From a Zen-ish point of view, it is the student's assumptions and doubt that are perhaps most revealing. The student assumed he was being short-changed. Why did he feel this way? Had he been screwed over in the past and sees similar conditions? Is it the expectation that he deserves more? The thoughts and feelings arise naturally, for whatever their reasons, but there is no cause to be swept away by them. The student may in fact have been short-changed---with or without malice---but the response was rooted in the thought, not the situation as it was. The student was swept away into a spiral of compounding irritation that ended with a possibly not-so-well-considered response. Days later and still affected, he assumes that this is the cause of the instructor's changed attitude; in reality, we have no evidence of this.
Whether displaying ego is an error or not is a good topic for another thread :-)
This case has continued to haunt my thoughts. This makes it worthy of discussion.
Some of my random thoughts have echoed some of your points:
Is it necessarily an error to display ego?
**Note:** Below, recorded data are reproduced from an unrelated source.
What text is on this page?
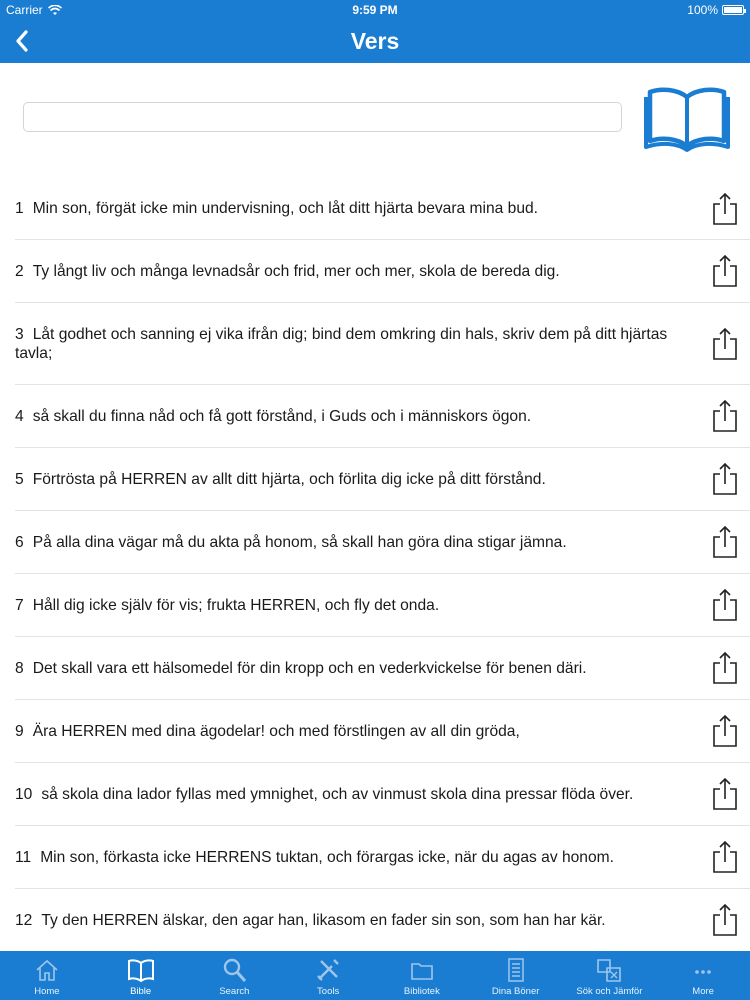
Carrier	9:59 PM	100%
Vers
1 Min son, förgät icke min undervisning, och låt ditt hjärta bevara mina bud.
2 Ty långt liv och många levnadsår och frid, mer och mer, skola de bereda dig.
3 Låt godhet och sanning ej vika ifrån dig; bind dem omkring din hals, skriv dem på ditt hjärtas tavla;
4 så skall du finna nåd och få gott förstånd, i Guds och i människors ögon.
5 Förtrösta på HERREN av allt ditt hjärta, och förlita dig icke på ditt förstånd.
6 På alla dina vägar må du akta på honom, så skall han göra dina stigar jämna.
7 Håll dig icke själv för vis; frukta HERREN, och fly det onda.
8 Det skall vara ett hälsomedel för din kropp och en vederkvickelse för benen däri.
9 Ära HERREN med dina ägodelar! och med förstlingen av all din gröda,
10 så skola dina lador fyllas med ymnighet, och av vinmust skola dina pressar flöda över.
11 Min son, förkasta icke HERRENS tuktan, och förargas icke, när du agas av honom.
12 Ty den HERREN älskar, den agar han, likasom en fader sin son, som han har kär.
Home	Bible	Search	Tools	Bibliotek	Dina Böner	Sök och Jämför	More
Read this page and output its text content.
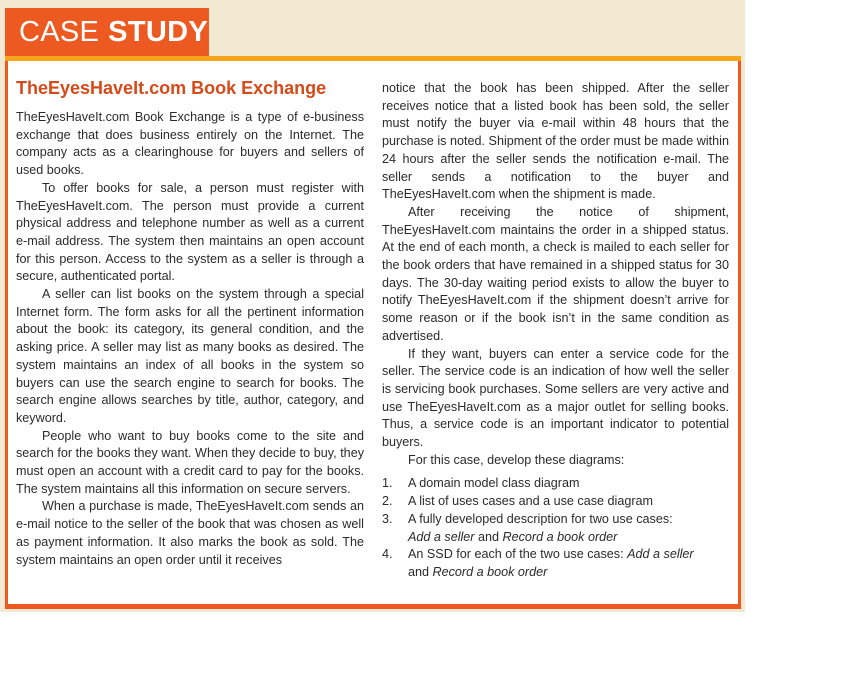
CASE STUDY
TheEyesHaveIt.com Book Exchange

TheEyesHaveIt.com Book Exchange is a type of e-business exchange that does business entirely on the Internet. The company acts as a clearinghouse for buyers and sellers of used books.

To offer books for sale, a person must register with TheEyesHaveIt.com. The person must provide a current physical address and telephone number as well as a current e-mail address. The system then maintains an open account for this person. Access to the system as a seller is through a secure, authenticated portal.

A seller can list books on the system through a special Internet form. The form asks for all the pertinent information about the book: its category, its general condition, and the asking price. A seller may list as many books as desired. The system maintains an index of all books in the system so buyers can use the search engine to search for books. The search engine allows searches by title, author, category, and keyword.

People who want to buy books come to the site and search for the books they want. When they decide to buy, they must open an account with a credit card to pay for the books. The system maintains all this information on secure servers.

When a purchase is made, TheEyesHaveIt.com sends an e-mail notice to the seller of the book that was chosen as well as payment information. It also marks the book as sold. The system maintains an open order until it receives

notice that the book has been shipped. After the seller receives notice that a listed book has been sold, the seller must notify the buyer via e-mail within 48 hours that the purchase is noted. Shipment of the order must be made within 24 hours after the seller sends the notification e-mail. The seller sends a notification to the buyer and TheEyesHaveIt.com when the shipment is made.

After receiving the notice of shipment, TheEyesHaveIt.com maintains the order in a shipped status. At the end of each month, a check is mailed to each seller for the book orders that have remained in a shipped status for 30 days. The 30-day waiting period exists to allow the buyer to notify TheEyesHaveIt.com if the shipment doesn’t arrive for some reason or if the book isn’t in the same condition as advertised.

If they want, buyers can enter a service code for the seller. The service code is an indication of how well the seller is servicing book purchases. Some sellers are very active and use TheEyesHaveIt.com as a major outlet for selling books. Thus, a service code is an important indicator to potential buyers.

For this case, develop these diagrams:

1.	A domain model class diagram
2.	A list of uses cases and a use case diagram
3.	A fully developed description for two use cases:
Add a seller and Record a book order
4.	An SSD for each of the two use cases: Add a seller
and Record a book order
No, though in this case, I think the ego-centricism fails to recognize the larger picture.
Has the instructor's attitude changed in fact? Maybe, maybe not. As you state, we have no real proof. It might be the student's shame that causes him to think this. My earlier point was simply that I would not blame the teacher for changing his attitude towards the new student -- especially if he came to the school with a reputation as an advanced martial artist. the student's attitude marks him as an immature artist with advanced skills: a potentially dangerous combination.
The teacher displayed great respect and trust in permitting his mid-level student an opportunity to teach. Even if the new student felt he knew more than the mid-level student, he should've taken the opportunity to learn something about the personal strengths and weaknesses of the teacher and the mid-level student. It provided great insight into the nature of the school he was looking to join.
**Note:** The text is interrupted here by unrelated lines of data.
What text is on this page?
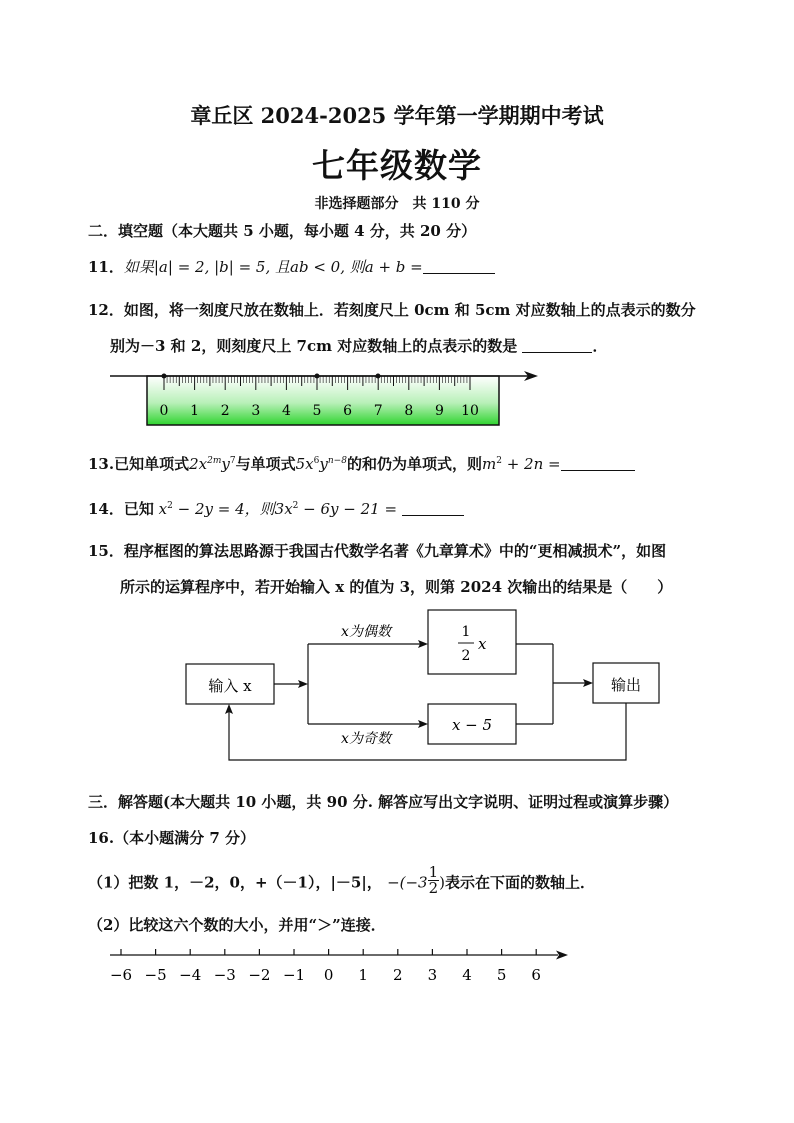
章丘区 2024-2025 学年第一学期期中考试
七年级数学
非选择题部分　共 110 分
二．填空题（本大题共 5 小题，每小题 4 分，共 20 分）
11．如果|a| = 2, |b| = 5, 且ab < 0, 则a + b =
12．如图，将一刻度尺放在数轴上．若刻度尺上 0cm 和 5cm 对应数轴上的点表示的数分
别为－3 和 2，则刻度尺上 7cm 对应数轴上的点表示的数是	．
0 1 2 3 4 5 6 7 8 9 10
13.已知单项式$2x^{2m}y^7$与单项式$5x^6y^{n-8}$的和仍为单项式，则$m^2 + 2n$ =
14．已知 $x^2 - 2y = 4$，则$3x^2 - 6y - 21$ =
15．程序框图的算法思路源于我国古代数学名著《九章算术》中的“更相减损术”，如图
所示的运算程序中，若开始输入 x 的值为 3，则第 2024 次输出的结果是（　　）
输入 x
x为偶数
x为奇数
1
2
x
x − 5
输出
三．解答题(本大题共 10 小题，共 90 分. 解答应写出文字说明、证明过程或演算步骤）
16.（本小题满分 7 分）
（1）把数 1，－2，0，+（－1），|－5|， $-(-3 \frac{1}{2}$ )表示在下面的数轴上．
（2）比较这六个数的大小，并用“＞”连接．
−6 −5 −4 −3 −2 −1 0 1 2 3 4 5 6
There is also the Sempai-Kohai relationship to consider. This, unfortunately, is often misunderstood in the West. However, by any estimation, the new student, the Kohai here, disrespected his his Sempai, the mid-level student. I think there's a lot of food for thought here for people interested in this etiquette.
This was an excellent case to bring to our attention, and I thank you for it.
It's my pleasure, JRF. I often find that the discussions on other blogs contain some finer Zen content worth discussion, though possibly not there where they may not be appreciated. I'm thinking these cases might make for an interesting feature here, so, if you happen to spot any... ;-)
I'll stop this post here before I'm tempted to go too far into Zen and Etiquette---another topic so full of potential!